Do perform systematic sampling we do the following:
- Arrange the individuals of the population in some particular order, for example, alphabetic order. 
- Start by picking a random individual from the population. 
- Define a number *k*.
- Pick every *k*th member of the population for the sample. 


### Characteristics of Systematic Sampling. 
Systematic sampling doesn't work when there is a specific pattern to the data (for example, if the population is arranged in alternating genders, i.e. boy/girl, boy/girl). 
You can do systematic sampling in a clinical setting, for example, where there is no known periodicity. 



## Cluster Sampling.
Cluster sampling is effective when the population involves geographic locations. 

We use cluster sampling when a problem is localized to a particular geographic location. 


In cluster sampling, we begin by dividing the map into geographical areas. 
Then, we randomly pick clusters, or areas from the map. We take all of the people in the cluster for our sample. 



### Problems with cluster sampling. 

Sometimes, the individuals located in a cluster are all similar in a way that makes the problem hard to study. 

For example, if we're trying analyze statistical information to see if a particular factory is causing health problems, such as cancer in a population, if the population are all in lower income brackets, and perhaps there are other causes of pollution in that geographic area, then it will be difficult to extract out meaningful data for the problem that we are trying ti solve.



## Convenience and multi-stage sampling. 

Convenience sampling is generally used for *low risk* scenarios, for example, trying to find the best restaurant in the area next to a hotel. 

To do this, you might ask some of the guests or workers in the hotel for their recommendation. 
 
Note that these results are often unreliable. 

Defining convenience sampling:
- Using results or data that is easily obtained. 
- Can be useful if there are not a lot of resources available for the study. 
- Generally uses an already assembled group for the survey. 

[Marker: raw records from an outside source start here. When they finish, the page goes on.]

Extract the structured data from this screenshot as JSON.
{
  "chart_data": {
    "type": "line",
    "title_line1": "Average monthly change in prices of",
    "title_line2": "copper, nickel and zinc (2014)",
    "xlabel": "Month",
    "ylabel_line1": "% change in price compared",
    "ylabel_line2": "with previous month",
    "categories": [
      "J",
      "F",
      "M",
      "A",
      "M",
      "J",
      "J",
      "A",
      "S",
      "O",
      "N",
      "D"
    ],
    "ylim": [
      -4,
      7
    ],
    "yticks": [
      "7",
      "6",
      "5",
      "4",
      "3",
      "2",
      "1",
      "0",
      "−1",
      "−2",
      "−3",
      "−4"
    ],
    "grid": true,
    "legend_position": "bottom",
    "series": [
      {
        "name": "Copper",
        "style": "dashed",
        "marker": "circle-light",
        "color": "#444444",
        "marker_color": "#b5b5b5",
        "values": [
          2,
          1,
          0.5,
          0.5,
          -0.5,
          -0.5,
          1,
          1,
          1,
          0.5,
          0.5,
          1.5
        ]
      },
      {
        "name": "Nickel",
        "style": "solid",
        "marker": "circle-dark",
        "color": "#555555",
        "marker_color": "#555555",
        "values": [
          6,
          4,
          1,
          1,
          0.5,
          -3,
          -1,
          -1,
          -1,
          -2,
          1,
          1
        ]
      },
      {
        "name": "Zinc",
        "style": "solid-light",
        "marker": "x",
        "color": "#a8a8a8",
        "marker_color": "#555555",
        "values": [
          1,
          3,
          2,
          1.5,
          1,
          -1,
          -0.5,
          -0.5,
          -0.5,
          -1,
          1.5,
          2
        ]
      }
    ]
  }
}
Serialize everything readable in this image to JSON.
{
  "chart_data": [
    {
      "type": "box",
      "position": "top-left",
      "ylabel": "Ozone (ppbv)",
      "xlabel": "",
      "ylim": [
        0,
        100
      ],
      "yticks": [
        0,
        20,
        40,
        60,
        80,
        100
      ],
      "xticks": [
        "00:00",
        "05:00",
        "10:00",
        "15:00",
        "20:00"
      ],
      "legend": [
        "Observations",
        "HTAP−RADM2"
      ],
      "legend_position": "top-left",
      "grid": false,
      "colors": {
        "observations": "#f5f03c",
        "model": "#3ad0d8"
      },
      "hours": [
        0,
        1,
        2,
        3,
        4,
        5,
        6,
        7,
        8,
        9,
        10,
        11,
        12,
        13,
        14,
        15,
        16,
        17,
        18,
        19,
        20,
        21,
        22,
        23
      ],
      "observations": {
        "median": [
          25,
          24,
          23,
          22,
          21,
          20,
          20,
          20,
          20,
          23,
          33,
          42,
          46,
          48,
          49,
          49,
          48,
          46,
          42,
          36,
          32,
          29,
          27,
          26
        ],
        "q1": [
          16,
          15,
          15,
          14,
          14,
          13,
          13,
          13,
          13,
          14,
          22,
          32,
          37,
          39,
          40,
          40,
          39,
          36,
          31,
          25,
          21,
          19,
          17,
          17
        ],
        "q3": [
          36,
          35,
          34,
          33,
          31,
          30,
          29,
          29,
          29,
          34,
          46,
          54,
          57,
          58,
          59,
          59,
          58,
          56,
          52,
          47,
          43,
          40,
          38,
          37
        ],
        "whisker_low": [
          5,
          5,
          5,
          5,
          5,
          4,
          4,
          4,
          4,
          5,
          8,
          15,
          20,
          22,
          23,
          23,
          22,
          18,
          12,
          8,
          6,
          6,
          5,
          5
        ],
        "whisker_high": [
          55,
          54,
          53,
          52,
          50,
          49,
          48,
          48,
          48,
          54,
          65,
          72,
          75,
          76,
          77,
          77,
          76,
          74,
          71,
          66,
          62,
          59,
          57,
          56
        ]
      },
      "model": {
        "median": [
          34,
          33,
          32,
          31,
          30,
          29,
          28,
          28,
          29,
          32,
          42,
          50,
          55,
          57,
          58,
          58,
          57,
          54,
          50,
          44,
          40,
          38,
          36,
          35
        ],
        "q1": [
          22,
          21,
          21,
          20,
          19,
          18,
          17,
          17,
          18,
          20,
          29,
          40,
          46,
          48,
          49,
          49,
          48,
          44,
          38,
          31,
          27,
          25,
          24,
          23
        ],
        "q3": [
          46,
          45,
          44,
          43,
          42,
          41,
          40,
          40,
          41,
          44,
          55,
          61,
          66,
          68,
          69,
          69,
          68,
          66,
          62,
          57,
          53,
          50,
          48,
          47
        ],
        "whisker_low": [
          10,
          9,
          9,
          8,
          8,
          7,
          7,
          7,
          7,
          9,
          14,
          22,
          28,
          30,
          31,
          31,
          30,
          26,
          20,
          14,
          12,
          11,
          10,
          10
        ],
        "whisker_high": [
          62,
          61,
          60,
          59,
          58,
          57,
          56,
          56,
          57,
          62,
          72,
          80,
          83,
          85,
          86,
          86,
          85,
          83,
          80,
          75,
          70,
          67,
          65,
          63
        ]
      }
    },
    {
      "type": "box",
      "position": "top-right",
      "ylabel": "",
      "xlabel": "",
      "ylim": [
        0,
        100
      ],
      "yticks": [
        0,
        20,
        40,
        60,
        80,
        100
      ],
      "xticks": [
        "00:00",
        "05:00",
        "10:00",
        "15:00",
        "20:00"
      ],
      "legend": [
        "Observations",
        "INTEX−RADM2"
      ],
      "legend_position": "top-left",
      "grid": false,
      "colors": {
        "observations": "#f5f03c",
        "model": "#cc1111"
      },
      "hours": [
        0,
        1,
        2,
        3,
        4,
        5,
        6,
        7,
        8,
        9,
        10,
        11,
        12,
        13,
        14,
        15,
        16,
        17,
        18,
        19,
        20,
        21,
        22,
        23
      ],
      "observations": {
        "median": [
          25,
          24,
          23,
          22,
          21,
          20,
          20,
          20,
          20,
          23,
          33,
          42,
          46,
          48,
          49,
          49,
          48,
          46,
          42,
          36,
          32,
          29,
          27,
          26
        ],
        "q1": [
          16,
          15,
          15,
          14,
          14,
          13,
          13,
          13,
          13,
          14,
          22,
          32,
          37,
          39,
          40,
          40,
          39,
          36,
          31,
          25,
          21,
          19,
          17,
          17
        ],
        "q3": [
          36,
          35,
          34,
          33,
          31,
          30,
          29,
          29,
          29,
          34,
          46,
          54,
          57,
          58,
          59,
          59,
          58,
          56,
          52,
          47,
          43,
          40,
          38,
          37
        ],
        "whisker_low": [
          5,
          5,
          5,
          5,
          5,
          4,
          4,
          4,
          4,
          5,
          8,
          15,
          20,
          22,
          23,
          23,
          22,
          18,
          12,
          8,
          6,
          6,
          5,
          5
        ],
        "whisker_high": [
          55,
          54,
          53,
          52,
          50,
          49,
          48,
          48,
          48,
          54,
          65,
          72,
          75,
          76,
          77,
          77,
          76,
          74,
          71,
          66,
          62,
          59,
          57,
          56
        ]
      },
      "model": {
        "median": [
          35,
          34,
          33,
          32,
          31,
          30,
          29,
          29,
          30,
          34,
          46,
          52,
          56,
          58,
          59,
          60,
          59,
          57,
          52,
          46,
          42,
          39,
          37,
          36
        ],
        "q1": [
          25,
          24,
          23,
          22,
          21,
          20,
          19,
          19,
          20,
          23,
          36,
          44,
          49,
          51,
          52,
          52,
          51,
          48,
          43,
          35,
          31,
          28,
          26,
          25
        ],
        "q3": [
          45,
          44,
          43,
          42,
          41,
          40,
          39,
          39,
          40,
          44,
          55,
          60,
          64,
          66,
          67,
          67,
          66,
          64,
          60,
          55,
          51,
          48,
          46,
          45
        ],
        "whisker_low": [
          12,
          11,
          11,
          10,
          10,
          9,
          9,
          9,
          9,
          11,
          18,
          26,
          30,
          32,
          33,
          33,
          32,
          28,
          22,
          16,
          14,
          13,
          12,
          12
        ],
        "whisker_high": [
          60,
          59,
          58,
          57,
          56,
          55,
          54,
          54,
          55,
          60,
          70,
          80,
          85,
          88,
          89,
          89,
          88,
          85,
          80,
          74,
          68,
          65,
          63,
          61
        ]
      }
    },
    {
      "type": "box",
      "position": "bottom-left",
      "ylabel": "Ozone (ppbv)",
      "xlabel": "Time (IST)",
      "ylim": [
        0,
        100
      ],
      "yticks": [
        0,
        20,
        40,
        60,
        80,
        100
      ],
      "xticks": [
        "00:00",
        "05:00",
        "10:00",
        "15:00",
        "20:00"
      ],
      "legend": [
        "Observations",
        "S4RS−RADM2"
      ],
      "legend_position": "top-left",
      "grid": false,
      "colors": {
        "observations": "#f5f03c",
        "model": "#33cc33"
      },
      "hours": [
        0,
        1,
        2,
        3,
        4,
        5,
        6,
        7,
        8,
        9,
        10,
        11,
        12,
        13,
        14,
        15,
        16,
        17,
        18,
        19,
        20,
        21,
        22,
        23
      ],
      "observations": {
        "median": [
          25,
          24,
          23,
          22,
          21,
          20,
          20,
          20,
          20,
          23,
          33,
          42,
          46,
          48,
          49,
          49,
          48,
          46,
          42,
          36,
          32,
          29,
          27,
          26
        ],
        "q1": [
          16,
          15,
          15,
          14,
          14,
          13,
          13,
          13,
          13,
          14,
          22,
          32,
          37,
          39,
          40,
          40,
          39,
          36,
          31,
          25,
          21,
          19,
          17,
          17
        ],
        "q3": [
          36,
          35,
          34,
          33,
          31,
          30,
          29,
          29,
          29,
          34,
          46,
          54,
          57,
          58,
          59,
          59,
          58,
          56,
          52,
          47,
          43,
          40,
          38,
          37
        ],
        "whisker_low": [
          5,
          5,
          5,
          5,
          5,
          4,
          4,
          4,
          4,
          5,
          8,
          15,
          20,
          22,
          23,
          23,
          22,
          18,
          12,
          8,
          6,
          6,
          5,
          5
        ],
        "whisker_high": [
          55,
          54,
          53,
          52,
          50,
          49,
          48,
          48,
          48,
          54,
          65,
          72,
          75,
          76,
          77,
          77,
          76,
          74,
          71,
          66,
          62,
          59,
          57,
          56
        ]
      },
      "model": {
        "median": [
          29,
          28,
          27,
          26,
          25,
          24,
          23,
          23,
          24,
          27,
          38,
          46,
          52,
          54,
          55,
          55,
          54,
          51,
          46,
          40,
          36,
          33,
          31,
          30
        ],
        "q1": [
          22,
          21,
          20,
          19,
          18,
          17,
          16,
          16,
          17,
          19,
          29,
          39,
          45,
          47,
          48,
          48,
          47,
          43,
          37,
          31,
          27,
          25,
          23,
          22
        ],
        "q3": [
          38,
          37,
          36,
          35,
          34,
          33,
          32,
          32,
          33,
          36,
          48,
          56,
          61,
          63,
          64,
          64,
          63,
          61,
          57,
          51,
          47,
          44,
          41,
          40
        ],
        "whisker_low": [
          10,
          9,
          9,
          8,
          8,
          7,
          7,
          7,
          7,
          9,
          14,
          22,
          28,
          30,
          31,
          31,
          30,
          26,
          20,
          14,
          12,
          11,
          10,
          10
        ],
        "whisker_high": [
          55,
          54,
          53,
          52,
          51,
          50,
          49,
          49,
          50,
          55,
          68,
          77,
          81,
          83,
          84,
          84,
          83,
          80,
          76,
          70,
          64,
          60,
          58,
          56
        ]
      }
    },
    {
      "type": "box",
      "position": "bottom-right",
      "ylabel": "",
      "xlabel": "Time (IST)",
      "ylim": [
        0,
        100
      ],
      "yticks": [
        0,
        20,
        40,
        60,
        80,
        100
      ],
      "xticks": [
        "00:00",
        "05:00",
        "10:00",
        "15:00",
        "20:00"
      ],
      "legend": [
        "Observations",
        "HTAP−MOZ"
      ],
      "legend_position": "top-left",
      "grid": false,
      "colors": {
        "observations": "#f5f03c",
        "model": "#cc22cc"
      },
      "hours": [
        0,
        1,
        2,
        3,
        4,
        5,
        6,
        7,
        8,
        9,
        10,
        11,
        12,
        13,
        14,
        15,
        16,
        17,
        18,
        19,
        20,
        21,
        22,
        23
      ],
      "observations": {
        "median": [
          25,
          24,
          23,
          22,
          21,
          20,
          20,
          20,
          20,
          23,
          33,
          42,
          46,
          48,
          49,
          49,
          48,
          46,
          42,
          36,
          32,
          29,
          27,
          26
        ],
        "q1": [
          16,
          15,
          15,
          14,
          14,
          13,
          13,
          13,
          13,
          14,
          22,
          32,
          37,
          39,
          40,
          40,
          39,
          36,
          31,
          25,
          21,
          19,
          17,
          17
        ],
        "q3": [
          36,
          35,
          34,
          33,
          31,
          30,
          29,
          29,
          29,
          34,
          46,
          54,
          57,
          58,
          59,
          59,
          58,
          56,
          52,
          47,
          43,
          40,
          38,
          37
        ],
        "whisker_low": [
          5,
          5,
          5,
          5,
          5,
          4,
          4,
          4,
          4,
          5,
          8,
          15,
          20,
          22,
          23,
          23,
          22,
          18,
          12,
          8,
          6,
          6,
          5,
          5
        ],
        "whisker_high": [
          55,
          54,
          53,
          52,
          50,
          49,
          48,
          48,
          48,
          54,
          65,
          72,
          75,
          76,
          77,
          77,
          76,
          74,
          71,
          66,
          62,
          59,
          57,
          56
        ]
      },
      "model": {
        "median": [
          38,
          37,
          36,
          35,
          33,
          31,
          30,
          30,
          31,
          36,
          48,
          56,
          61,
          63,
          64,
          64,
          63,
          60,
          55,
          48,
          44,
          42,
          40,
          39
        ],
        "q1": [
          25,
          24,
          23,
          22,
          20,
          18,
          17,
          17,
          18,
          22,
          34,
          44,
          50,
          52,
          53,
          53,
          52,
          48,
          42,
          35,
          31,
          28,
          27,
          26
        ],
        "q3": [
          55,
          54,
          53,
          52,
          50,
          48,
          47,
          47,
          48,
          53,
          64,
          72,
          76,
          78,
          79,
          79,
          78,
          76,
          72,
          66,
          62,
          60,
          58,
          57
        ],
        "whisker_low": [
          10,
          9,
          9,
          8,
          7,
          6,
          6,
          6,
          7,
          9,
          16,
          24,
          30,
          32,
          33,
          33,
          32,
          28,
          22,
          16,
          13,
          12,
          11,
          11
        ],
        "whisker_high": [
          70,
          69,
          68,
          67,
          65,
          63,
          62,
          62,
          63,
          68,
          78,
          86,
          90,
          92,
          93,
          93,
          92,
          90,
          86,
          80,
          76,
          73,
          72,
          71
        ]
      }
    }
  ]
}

### Problems with convenience sampling. 
- Usually a bias in each group.
- We often can miss important subpopulations (Addressed by stratified sampling). 
- Results can be severely biased. 


## Multi-stage sampling. 

Multi-stage sampling takes a combination of sampling strategies and combines them. 

For example:

- Stage 1.  Cluster sample of US states. 
- Stage 2.  Simple random sample of counties in each state. 
- Stage 3. Stratified sample of secondary schools in each county. 
- Stage 4.  Stratified sample of students in each classroom in the school.